Yes, I did too Brona, and I thought it was Lisa, but I couldn’t find it. I didn’t check everyone for every book, so would love to know if there’s a blog review out there for books I don’t have one for.
I’ll keep my eyes peeled !
You may have seen Kimbofo raise her hand as a possible source!
Might have been me? I have it on TBR; it was part of my First Nations book subscription from Rabble Books here in Perth.
That could be it kimbofo – thanks.
I got a notification on my phone around the middle of the day Brona, but there’s no article in, say The Guardian as I would have expected. Just a lot of announcements based on the press release.
The Akec interests me too.
I’ll be cheering Limberlost on!
Thanks Kate … I certainly liked it but having only read two I’ve decided not to cheer any!
Well I’ve oly read three (Limberlost, Cold Enough and Iris) but regardless, I was absolutely captivated by Limberlost and it will certainly be in my favourite books for 2023.
I did enjoy it too Kate, and I think it will be up there in my tops for the year.
It was announced on Twitter yesterday: https://twitter.com/_milesfranklin but I haven’t had any other communication from them. Maybe it was on Instagram or #WrySmile Mastodon …
Anyway, as one of the usual suspects, I’ll fess up… as you can see from my post, there are a couple here that I abandoned, or (more kindly) didn’t enjoy enough to finish before it was due back at the library.

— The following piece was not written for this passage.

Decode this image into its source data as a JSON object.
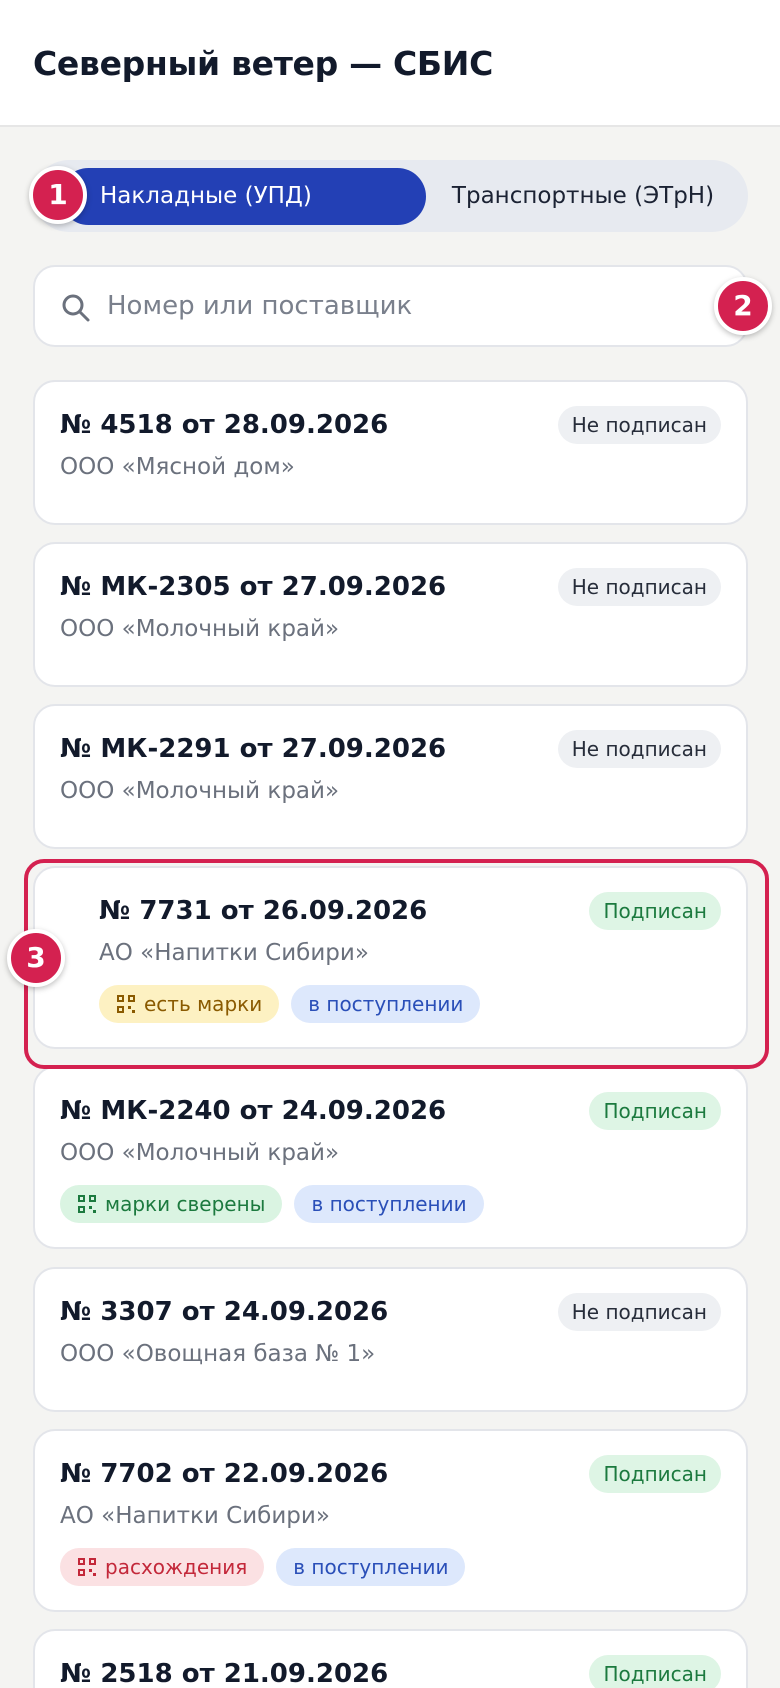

There are a lot of books around about the ‘migrant experience’ and my problem with them is that they are treading the same discontented path as each other. This is not to say that they are not important books, but I personally have read plenty of them and I would now rather read something else.
I’m pretty sure mine wasn’t Twitter but a newsfeed that came through my notifications … when I clicked on the notification it went straight to the Perpetual announcement I THINK!!! All I remember is that it was lunchtime and I was waiting for my friend!
Take your point re migrant experience. There have been many over the years now but mostly I still enjoy them. I probably haven’t started as many as you have!
I’ve added Hopeless Kingdom to my wish list (well, my temporary Amazon one that I will transfer to my proper one when I get a minute). It’s available in a decently priced Kindle edition, hooray! An interesting list.